Missouri down to 1 abortion clinic amid legal battle
Missouri is down to one clinic providing abortions Wednesday, after the only other clinic in the state that performs the procedure failed to adhere to new state requirements.
Federal appeals court judges ruled last month that Missouri can enforce a requirement that doctors must have admitting privileges at nearby hospitals before they can perform abortions. The judges issued a mandate Monday for that rule to officially take effect.
The Columbia Planned Parenthood clinic was unable to secure physician privileges to comply with the requirement, so it cancelled abortions scheduled for Wednesday, which would have been the first since the mandate was issued, Planned Parenthood Great Plains spokeswoman Emily Miller said. The clinic continues to provide other health care services.
"We are unable to provide abortion services now, so we've been working with patients who were on the schedule for today for abortion appointments to let them know what their alternatives are," Miller said.
Women seeking abortions can go to Planned Parenthood's St. Louis clinic—which is now the only facility in Missouri where abortions can be performed—or travel to neighboring states, she said.

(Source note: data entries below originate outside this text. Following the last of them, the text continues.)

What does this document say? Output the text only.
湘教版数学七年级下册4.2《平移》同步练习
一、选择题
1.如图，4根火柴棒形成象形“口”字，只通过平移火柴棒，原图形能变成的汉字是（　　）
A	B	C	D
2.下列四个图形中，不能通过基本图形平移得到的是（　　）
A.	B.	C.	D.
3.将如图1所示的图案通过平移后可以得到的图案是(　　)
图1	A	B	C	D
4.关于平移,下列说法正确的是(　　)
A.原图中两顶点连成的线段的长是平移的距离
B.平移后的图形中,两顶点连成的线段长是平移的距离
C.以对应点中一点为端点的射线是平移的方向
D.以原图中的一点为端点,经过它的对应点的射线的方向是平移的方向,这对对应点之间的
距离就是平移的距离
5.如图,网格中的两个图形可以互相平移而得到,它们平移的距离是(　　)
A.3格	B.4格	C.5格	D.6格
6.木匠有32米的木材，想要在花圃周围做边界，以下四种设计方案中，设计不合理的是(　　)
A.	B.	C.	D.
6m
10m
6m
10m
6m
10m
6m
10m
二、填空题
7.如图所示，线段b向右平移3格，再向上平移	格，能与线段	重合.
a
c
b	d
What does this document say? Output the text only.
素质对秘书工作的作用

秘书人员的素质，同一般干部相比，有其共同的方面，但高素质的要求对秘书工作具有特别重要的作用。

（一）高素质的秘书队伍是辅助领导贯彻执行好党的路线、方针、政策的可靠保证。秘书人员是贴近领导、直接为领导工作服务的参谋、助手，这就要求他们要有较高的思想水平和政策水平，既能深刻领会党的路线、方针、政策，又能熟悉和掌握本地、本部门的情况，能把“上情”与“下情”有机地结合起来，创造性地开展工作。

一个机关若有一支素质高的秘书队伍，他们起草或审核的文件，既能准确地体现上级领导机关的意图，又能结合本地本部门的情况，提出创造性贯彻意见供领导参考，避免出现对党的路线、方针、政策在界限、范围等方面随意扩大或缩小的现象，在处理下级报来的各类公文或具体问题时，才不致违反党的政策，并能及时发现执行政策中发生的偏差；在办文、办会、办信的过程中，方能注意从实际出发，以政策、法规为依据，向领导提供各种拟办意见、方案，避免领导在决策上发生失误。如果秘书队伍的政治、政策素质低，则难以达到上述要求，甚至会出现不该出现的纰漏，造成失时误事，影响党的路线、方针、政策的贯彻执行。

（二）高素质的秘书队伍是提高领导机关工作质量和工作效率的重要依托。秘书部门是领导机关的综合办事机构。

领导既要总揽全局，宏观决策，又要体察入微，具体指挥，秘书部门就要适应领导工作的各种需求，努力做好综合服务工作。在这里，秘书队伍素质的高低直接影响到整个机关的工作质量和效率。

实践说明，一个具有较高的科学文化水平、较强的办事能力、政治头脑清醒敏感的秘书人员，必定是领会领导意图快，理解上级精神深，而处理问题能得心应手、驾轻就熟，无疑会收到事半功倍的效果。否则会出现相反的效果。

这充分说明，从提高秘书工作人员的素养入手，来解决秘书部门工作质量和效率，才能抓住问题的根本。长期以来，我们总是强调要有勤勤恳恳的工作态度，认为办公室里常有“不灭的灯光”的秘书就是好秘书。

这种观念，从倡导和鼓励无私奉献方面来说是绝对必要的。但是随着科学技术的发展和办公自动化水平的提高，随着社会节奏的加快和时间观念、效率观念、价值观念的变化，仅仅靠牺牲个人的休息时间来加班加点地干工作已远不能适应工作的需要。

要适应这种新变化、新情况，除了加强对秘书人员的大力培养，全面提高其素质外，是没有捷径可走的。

Planned Parenthood attorneys had asked U.S. Western District Court Judge Brian Wimes to temporarily exempt the Columbia clinic from the requirement before Wednesday. Wimes hasn't yet ruled on that request.
If Wimes does decide to grant a temporary restraining order on the law, abortions could resume in at the clinic.

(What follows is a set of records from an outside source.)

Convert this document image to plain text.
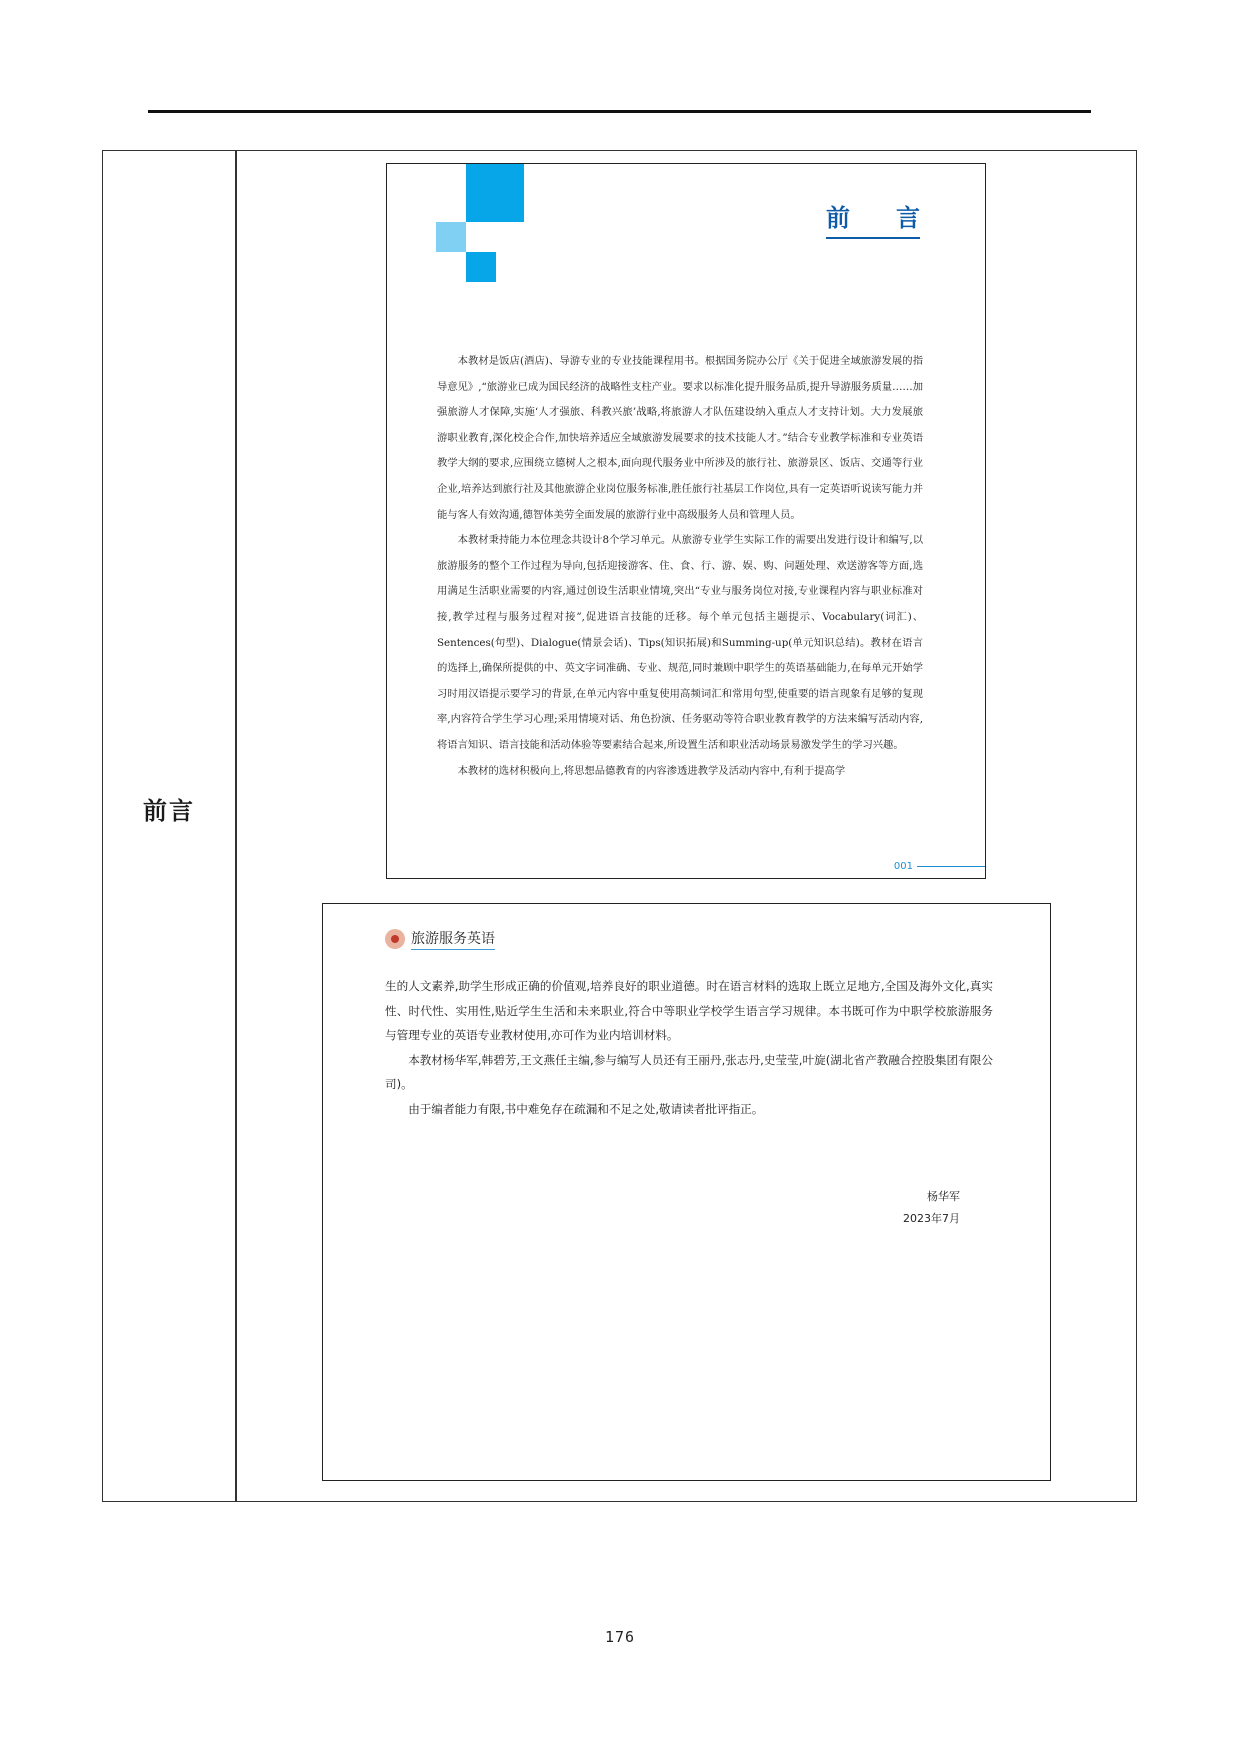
前言
前 言

本教材是饭店(酒店)、导游专业的专业技能课程用书。根据国务院办公厅《关于促进全域旅游发展的指导意见》,“旅游业已成为国民经济的战略性支柱产业。要求以标准化提升服务品质,提升导游服务质量……加强旅游人才保障,实施‘人才强旅、科教兴旅’战略,将旅游人才队伍建设纳入重点人才支持计划。大力发展旅游职业教育,深化校企合作,加快培养适应全域旅游发展要求的技术技能人才。”结合专业教学标准和专业英语教学大纲的要求,应围绕立德树人之根本,面向现代服务业中所涉及的旅行社、旅游景区、饭店、交通等行业企业,培养达到旅行社及其他旅游企业岗位服务标准,胜任旅行社基层工作岗位,具有一定英语听说读写能力并能与客人有效沟通,德智体美劳全面发展的旅游行业中高级服务人员和管理人员。

本教材秉持能力本位理念共设计8个学习单元。从旅游专业学生实际工作的需要出发进行设计和编写,以旅游服务的整个工作过程为导向,包括迎接游客、住、食、行、游、娱、购、问题处理、欢送游客等方面,选用满足生活职业需要的内容,通过创设生活职业情境,突出“专业与服务岗位对接,专业课程内容与职业标准对接,教学过程与服务过程对接”,促进语言技能的迁移。每个单元包括主题提示、Vocabulary(词汇)、Sentences(句型)、Dialogue(情景会话)、Tips(知识拓展)和Summing-up(单元知识总结)。教材在语言的选择上,确保所提供的中、英文字词准确、专业、规范,同时兼顾中职学生的英语基础能力,在每单元开始学习时用汉语提示要学习的背景,在单元内容中重复使用高频词汇和常用句型,使重要的语言现象有足够的复现率,内容符合学生学习心理;采用情境对话、角色扮演、任务驱动等符合职业教育教学的方法来编写活动内容,将语言知识、语言技能和活动体验等要素结合起来,所设置生活和职业活动场景易激发学生的学习兴趣。

本教材的选材积极向上,将思想品德教育的内容渗透进教学及活动内容中,有利于提高学

001
旅游服务英语

生的人文素养,助学生形成正确的价值观,培养良好的职业道德。时在语言材料的选取上既立足地方,全国及海外文化,真实性、时代性、实用性,贴近学生生活和未来职业,符合中等职业学校学生语言学习规律。本书既可作为中职学校旅游服务与管理专业的英语专业教材使用,亦可作为业内培训材料。

本教材杨华军,韩碧芳,王文燕任主编,参与编写人员还有王丽丹,张志丹,史莹莹,叶旋(湖北省产教融合控股集团有限公司)。

由于编者能力有限,书中难免存在疏漏和不足之处,敬请读者批评指正。

杨华军
2023年7月
176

Planned Parenthood affiliates with Missouri health centers filed the underlying lawsuit to block state requirements on admitting privileges and mandates that clinics meet hospital-like standards for outpatient surgery. The U.S. Supreme Court in 2016 struck down similar rules in Texas.

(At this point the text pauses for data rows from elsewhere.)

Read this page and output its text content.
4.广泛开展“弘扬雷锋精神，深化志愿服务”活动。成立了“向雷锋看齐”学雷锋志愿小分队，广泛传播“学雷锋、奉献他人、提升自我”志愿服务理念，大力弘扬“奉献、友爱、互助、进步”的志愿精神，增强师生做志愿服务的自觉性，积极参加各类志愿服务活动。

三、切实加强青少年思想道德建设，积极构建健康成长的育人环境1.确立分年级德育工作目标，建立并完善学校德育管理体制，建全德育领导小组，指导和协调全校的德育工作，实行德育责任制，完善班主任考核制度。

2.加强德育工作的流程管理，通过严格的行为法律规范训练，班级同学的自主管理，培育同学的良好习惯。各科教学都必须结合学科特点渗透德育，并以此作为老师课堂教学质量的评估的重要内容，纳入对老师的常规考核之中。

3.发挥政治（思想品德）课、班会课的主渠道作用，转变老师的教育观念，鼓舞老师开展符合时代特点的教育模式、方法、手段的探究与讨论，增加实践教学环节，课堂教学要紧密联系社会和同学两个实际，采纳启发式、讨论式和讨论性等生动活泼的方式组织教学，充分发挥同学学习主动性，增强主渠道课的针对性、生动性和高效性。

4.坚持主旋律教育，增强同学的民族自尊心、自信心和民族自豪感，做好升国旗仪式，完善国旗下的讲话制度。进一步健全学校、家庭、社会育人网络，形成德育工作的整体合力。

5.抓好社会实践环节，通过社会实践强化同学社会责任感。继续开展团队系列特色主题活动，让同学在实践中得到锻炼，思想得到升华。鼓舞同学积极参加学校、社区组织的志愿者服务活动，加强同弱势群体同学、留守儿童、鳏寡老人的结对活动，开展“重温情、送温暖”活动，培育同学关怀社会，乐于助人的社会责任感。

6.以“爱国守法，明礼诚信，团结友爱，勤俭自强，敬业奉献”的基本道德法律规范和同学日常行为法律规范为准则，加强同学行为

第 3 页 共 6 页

U.S District Judge Howard Sachs in May 2017 issued a temporary restraining order to block the admitting privileges rule. But his action was undone in September by judges on the 8th U.S. Circuit Court of Appeals, who argued Sachs didn't do enough to weigh the cost benefits of Missouri's rules and sent the case back to the lower court.
The underlying challenge to the Missouri abortion regulations is still pending.